Pero otro importante factor contribuyó a la aceleración evolutiva: el aumento de la población. Como explica John Hawks, hubo un incremento masivo durante la transición agrícola en el neolítico, y otro más reciente tras la revolución industrial y la globalización del desarrollo tecnológico.

La selección natural trabaja con variabilidad genética, es decir, con diferentes alternativas de genes que producen diferentes efectos. Sin variabilidad genética, la selección se detiene. Cuando la población aumenta, la variabilidad se conserva mucho mejor y surgen muchas más mutaciones raras potencialmente beneficiosas. Simplemente porque nace mucha más gente, el azar puede producir lo que antes resultaba sumamente improbable. Todos aquellos bebés supervivientes que según David Attenborough habían paralizado a la evolución, quizá la estén activando aún más.

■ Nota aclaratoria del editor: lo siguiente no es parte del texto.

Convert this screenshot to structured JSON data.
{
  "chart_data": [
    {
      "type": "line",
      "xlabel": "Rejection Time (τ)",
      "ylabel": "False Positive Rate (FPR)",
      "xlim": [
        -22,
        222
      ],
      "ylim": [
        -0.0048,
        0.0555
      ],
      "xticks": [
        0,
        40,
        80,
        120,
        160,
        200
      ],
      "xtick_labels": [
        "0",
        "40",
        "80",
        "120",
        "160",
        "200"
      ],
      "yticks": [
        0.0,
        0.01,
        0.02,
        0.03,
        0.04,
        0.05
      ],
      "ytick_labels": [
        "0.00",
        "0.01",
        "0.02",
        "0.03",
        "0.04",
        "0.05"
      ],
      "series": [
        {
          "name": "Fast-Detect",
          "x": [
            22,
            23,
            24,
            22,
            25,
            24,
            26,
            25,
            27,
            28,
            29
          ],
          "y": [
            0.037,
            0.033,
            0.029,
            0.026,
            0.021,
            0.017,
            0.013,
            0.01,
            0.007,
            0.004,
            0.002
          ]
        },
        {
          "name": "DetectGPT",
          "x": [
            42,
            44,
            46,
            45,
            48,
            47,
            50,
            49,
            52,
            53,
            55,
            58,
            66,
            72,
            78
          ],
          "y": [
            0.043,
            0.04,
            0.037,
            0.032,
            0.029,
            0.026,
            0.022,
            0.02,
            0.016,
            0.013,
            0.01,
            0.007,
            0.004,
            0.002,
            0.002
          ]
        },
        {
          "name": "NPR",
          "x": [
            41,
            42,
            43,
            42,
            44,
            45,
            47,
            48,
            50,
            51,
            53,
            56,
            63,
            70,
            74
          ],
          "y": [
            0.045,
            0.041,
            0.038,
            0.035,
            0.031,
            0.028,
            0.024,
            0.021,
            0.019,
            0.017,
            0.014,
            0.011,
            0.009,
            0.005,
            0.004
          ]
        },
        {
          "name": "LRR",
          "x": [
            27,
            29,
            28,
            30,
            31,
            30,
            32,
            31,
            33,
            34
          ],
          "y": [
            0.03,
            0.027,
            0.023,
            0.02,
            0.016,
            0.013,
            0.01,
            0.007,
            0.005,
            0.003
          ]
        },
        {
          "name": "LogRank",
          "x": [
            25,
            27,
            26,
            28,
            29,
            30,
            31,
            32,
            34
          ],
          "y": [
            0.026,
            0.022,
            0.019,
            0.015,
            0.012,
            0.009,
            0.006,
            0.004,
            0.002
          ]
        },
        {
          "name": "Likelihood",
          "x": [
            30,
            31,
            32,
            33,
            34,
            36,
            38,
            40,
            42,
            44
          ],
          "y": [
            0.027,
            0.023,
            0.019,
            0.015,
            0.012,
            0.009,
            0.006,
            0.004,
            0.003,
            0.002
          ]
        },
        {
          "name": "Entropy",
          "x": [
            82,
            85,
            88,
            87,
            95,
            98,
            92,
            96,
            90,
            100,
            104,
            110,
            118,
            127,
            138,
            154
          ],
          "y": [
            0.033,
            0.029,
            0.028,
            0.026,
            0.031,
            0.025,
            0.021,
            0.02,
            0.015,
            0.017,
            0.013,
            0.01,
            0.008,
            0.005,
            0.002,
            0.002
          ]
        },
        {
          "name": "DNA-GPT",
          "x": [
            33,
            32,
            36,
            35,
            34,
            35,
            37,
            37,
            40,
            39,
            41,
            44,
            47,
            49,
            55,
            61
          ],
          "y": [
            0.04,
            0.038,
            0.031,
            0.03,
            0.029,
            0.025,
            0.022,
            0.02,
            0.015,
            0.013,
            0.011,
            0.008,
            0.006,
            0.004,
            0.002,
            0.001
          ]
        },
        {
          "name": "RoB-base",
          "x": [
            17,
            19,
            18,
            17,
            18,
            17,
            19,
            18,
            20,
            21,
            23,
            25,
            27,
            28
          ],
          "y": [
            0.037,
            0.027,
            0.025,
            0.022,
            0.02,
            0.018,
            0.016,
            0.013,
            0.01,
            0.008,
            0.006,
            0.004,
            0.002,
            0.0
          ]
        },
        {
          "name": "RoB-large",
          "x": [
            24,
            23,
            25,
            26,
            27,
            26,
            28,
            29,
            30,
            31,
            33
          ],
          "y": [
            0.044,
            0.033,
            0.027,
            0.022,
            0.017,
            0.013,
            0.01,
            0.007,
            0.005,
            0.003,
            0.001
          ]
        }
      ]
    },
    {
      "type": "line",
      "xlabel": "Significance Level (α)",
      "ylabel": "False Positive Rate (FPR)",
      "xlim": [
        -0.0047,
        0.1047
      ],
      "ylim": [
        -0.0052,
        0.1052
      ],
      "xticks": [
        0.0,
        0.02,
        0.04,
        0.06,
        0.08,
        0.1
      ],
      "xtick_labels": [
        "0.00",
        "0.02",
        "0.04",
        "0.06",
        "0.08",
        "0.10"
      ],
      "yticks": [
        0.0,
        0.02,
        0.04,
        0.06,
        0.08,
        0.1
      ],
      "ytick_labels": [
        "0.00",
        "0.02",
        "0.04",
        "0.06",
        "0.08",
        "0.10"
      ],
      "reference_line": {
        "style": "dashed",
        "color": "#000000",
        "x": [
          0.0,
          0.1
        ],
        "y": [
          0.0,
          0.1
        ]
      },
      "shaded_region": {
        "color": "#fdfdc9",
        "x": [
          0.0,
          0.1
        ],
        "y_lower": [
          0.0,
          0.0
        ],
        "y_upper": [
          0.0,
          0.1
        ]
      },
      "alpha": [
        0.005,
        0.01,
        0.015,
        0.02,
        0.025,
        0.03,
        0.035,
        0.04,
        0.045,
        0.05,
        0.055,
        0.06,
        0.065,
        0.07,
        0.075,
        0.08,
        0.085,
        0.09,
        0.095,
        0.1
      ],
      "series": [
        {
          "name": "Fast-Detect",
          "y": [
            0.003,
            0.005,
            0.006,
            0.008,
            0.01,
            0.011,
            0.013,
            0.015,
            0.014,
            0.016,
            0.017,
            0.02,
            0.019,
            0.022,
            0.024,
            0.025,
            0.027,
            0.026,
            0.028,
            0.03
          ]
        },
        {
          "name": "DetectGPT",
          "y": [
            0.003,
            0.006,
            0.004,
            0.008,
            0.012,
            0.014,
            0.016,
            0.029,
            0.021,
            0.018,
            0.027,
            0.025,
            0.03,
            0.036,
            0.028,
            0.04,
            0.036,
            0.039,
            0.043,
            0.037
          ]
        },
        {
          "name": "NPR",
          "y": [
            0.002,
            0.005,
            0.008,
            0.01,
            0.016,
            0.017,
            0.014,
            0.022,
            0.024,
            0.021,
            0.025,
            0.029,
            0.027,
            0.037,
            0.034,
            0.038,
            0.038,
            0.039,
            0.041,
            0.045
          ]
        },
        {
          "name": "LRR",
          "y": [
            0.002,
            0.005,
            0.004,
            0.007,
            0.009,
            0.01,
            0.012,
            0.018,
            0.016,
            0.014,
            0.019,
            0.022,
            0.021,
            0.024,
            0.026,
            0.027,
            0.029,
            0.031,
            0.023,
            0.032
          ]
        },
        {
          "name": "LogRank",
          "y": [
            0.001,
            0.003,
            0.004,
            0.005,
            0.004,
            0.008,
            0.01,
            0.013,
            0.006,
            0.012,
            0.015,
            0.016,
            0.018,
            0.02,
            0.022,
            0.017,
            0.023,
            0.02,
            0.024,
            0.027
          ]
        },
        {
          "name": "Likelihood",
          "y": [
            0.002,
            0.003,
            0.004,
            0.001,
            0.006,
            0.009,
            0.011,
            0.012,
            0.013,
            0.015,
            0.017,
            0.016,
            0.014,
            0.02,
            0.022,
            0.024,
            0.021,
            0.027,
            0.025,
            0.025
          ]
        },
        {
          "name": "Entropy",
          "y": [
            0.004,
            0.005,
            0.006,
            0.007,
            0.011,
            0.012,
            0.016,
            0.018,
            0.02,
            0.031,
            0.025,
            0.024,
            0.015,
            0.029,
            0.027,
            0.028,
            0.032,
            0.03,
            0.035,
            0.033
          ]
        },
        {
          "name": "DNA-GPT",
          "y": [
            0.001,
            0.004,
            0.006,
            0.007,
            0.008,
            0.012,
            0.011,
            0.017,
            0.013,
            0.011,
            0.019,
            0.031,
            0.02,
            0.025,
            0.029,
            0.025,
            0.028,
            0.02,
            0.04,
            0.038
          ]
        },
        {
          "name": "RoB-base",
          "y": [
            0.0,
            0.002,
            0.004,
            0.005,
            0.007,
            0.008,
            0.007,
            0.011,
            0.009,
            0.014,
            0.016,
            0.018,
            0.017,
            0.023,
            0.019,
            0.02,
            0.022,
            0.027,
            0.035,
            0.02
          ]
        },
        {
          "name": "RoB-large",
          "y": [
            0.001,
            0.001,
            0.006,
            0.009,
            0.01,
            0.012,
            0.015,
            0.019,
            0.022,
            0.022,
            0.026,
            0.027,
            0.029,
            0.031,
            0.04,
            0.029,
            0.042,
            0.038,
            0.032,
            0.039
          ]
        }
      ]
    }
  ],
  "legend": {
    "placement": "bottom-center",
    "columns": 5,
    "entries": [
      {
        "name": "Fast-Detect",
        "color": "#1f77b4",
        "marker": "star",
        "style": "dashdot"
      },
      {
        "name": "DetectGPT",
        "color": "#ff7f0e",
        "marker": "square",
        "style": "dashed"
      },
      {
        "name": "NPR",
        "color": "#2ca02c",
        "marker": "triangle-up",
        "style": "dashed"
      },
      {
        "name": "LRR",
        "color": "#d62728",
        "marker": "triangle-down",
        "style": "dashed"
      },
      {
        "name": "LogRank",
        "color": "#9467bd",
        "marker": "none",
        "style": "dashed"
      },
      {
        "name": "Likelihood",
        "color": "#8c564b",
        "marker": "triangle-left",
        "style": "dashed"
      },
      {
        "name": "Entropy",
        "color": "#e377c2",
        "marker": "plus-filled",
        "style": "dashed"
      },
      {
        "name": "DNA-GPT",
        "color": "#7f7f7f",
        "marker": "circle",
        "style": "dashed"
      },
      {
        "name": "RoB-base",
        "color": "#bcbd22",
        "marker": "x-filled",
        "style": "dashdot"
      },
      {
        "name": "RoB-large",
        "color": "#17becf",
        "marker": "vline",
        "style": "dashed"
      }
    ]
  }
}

Los científicos pueden hoy en día someter nuestra información genómica a diferentes tests y detectar aquellos genes que han cambiado recientemente por selección natural. Lo que han encontrado es que son muchos, y que su función es muy variada: en los últimos milenios se han estado seleccionando genes relacionados con el riesgo de sufrir enfermedades mentales, genes del sistema inmunitario, genes asociados al olfato, al metabolismo, a la producción de espermatozoides, a la pigmentación, a la forma de los huesos, a la función cerebral… En la mayoría de los casos, las ventajas concretas o las funciones precisas de esos genes aún se desconocen.

Resulta imposible hacer predicciones sobre el futuro de la humanidad. Hoy sabemos que el vehículo de nuestra evolución siempre ha estado moviéndose y que la cultura y la tecnología, así como la existencia de muchas personas vivas genéticamente diversas, pueden funcionar como aceleradores más que como frenos. Como dijo Carl Sagan, sosteniendo una postura minoritaria en su tiempo: «No hay razón para pensar que el proceso evolutivo se ha detenido. El hombre es un animal de transición».